Since our first racetrack camping trip was such a success, we looked at the event calendar for a follow up event and bought tickets to the IMSA Sportscar Championship in August. With our Jaguar XJ8 packed to the headliner we set out for three days and two nights with full camping gear for the complete camping experience.
IMSA weekend is VIR’s big spectator event this season, so by Friday afternoon most of the prime camping spots were spoken for. VIR is a big beautiful facility though, with several nice dedicated camping areas, both clear and wooded. We picked a flat spot with no exposed roots in the trees near the pond, behind the Ferrari prancing horse statue, and set up camp.
Weather can be unpredictable in this region in late August with potential for severe temperature fluctuations overnight, so I came prepared. Or so I thought.
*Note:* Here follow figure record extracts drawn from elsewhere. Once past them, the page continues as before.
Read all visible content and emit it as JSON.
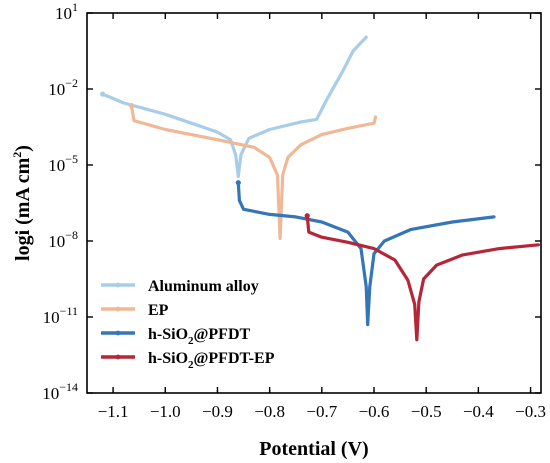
{
  "chart_data": {
    "type": "line",
    "xlabel": "Potential (V)",
    "ylabel": {
      "main": "logi (mA cm",
      "sup": "2",
      "tail": ")"
    },
    "xlim": [
      -1.15,
      -0.28
    ],
    "ylim_log10": [
      -14,
      1
    ],
    "x_ticks": [
      {
        "value": -1.1,
        "label": "−1.1"
      },
      {
        "value": -1.0,
        "label": "−1.0"
      },
      {
        "value": -0.9,
        "label": "−0.9"
      },
      {
        "value": -0.8,
        "label": "−0.8"
      },
      {
        "value": -0.7,
        "label": "−0.7"
      },
      {
        "value": -0.6,
        "label": "−0.6"
      },
      {
        "value": -0.5,
        "label": "−0.5"
      },
      {
        "value": -0.4,
        "label": "−0.4"
      },
      {
        "value": -0.3,
        "label": "−0.3"
      }
    ],
    "y_ticks": [
      {
        "exp": 1,
        "label": "10",
        "sup": "1"
      },
      {
        "exp": -2,
        "label": "10",
        "sup": "−2"
      },
      {
        "exp": -5,
        "label": "10",
        "sup": "−5"
      },
      {
        "exp": -8,
        "label": "10",
        "sup": "−8"
      },
      {
        "exp": -11,
        "label": "10",
        "sup": "−11"
      },
      {
        "exp": -14,
        "label": "10",
        "sup": "−14"
      }
    ],
    "legend_position": "bottom-left",
    "series": [
      {
        "name": "Aluminum alloy",
        "legend": {
          "main": "Aluminum alloy",
          "sub": "",
          "tail": ""
        },
        "color": "#a8cde8",
        "points": [
          [
            -1.12,
            -2.2
          ],
          [
            -1.08,
            -2.55
          ],
          [
            -1.0,
            -3.0
          ],
          [
            -0.95,
            -3.35
          ],
          [
            -0.9,
            -3.7
          ],
          [
            -0.875,
            -4.0
          ],
          [
            -0.865,
            -4.6
          ],
          [
            -0.86,
            -5.45
          ],
          [
            -0.855,
            -4.6
          ],
          [
            -0.84,
            -3.95
          ],
          [
            -0.8,
            -3.6
          ],
          [
            -0.74,
            -3.3
          ],
          [
            -0.71,
            -3.2
          ],
          [
            -0.69,
            -2.4
          ],
          [
            -0.66,
            -1.3
          ],
          [
            -0.64,
            -0.5
          ],
          [
            -0.615,
            0.05
          ]
        ]
      },
      {
        "name": "EP",
        "legend": {
          "main": "EP",
          "sub": "",
          "tail": ""
        },
        "color": "#f0b896",
        "points": [
          [
            -1.065,
            -2.65
          ],
          [
            -1.06,
            -3.25
          ],
          [
            -1.0,
            -3.6
          ],
          [
            -0.9,
            -4.0
          ],
          [
            -0.83,
            -4.3
          ],
          [
            -0.8,
            -4.7
          ],
          [
            -0.785,
            -5.4
          ],
          [
            -0.78,
            -7.9
          ],
          [
            -0.775,
            -5.4
          ],
          [
            -0.765,
            -4.7
          ],
          [
            -0.74,
            -4.2
          ],
          [
            -0.7,
            -3.8
          ],
          [
            -0.65,
            -3.55
          ],
          [
            -0.6,
            -3.35
          ],
          [
            -0.597,
            -3.1
          ]
        ]
      },
      {
        "name": "h-SiO2@PFDT",
        "legend": {
          "main": "h-SiO",
          "sub": "2",
          "tail": "@PFDT"
        },
        "color": "#3576b5",
        "points": [
          [
            -0.86,
            -5.7
          ],
          [
            -0.858,
            -6.4
          ],
          [
            -0.85,
            -6.75
          ],
          [
            -0.8,
            -6.95
          ],
          [
            -0.75,
            -7.05
          ],
          [
            -0.7,
            -7.25
          ],
          [
            -0.65,
            -7.65
          ],
          [
            -0.625,
            -8.3
          ],
          [
            -0.615,
            -9.8
          ],
          [
            -0.612,
            -11.3
          ],
          [
            -0.608,
            -9.8
          ],
          [
            -0.6,
            -8.5
          ],
          [
            -0.58,
            -8.0
          ],
          [
            -0.53,
            -7.55
          ],
          [
            -0.45,
            -7.25
          ],
          [
            -0.37,
            -7.05
          ]
        ]
      },
      {
        "name": "h-SiO2@PFDT-EP",
        "legend": {
          "main": "h-SiO",
          "sub": "2",
          "tail": "@PFDT-EP"
        },
        "color": "#b52638",
        "points": [
          [
            -0.728,
            -7.0
          ],
          [
            -0.725,
            -7.65
          ],
          [
            -0.7,
            -7.85
          ],
          [
            -0.65,
            -8.05
          ],
          [
            -0.6,
            -8.3
          ],
          [
            -0.56,
            -8.75
          ],
          [
            -0.535,
            -9.55
          ],
          [
            -0.522,
            -10.5
          ],
          [
            -0.518,
            -11.9
          ],
          [
            -0.514,
            -10.4
          ],
          [
            -0.505,
            -9.5
          ],
          [
            -0.48,
            -8.95
          ],
          [
            -0.43,
            -8.55
          ],
          [
            -0.36,
            -8.3
          ],
          [
            -0.285,
            -8.15
          ]
        ]
      }
    ]
  }
}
We weren’t going to need the sweatshirts and extra sleeping bags I brought in case the mercury dropped, but we were looking forward to running some fans off the generator I picked up on sale at Harbor Freight earlier in the week. Unfortunately, the little Storm Cat Harbor Freight generator only ran for about 12 minutes before it vibrated its recoil handle off, sucked the coil rope into the flywheel, and ate the plastic arm that grabs the flywheel when you pull the rope. No more electricity. No more fans. How do you know your 8-year-old is having the time of his life? When it’s a humid 96 degrees at eleven o’clock PM, you’re both sweating bullets, and he’s still thrilled to be there. The bullfrogs eventually sang us to sleep, and with the tent canopy removed for maximum airflow we opened our eyes to blue mountain skies and the rhythmic thrum of race engines warming up in the paddock across the pond.
Saturday morning began Alex’s full camping experience with pepper, onion, and cheese omelets with bacon cooked on our trusty old Coleman camp stove. I forgot to pack plates, so we ate our eggs out of a red solo cup, and lined another cup with paper towels to absorb the bacon grease. Half the fun of camping is necessary improvisation, and Alex got a crash course. After some spectating we ran back to camp for another campground staple – hot dogs. We boiled up a pot of water and prepared some Cup ‘O Noodles to complement the dogs, then hit the bleachers for more wheel to wheel action. We shared dinner with our buddies, the Torres brothers, who were camped out with us – burgers and teriyaki chicken with fresh raw snap peas. Meat is a staple of a male run campsite, but a growing boy and his aging Dad need their veggies. Nightfall brought smores over the charcoal grill and cards by the light of an old gas lantern.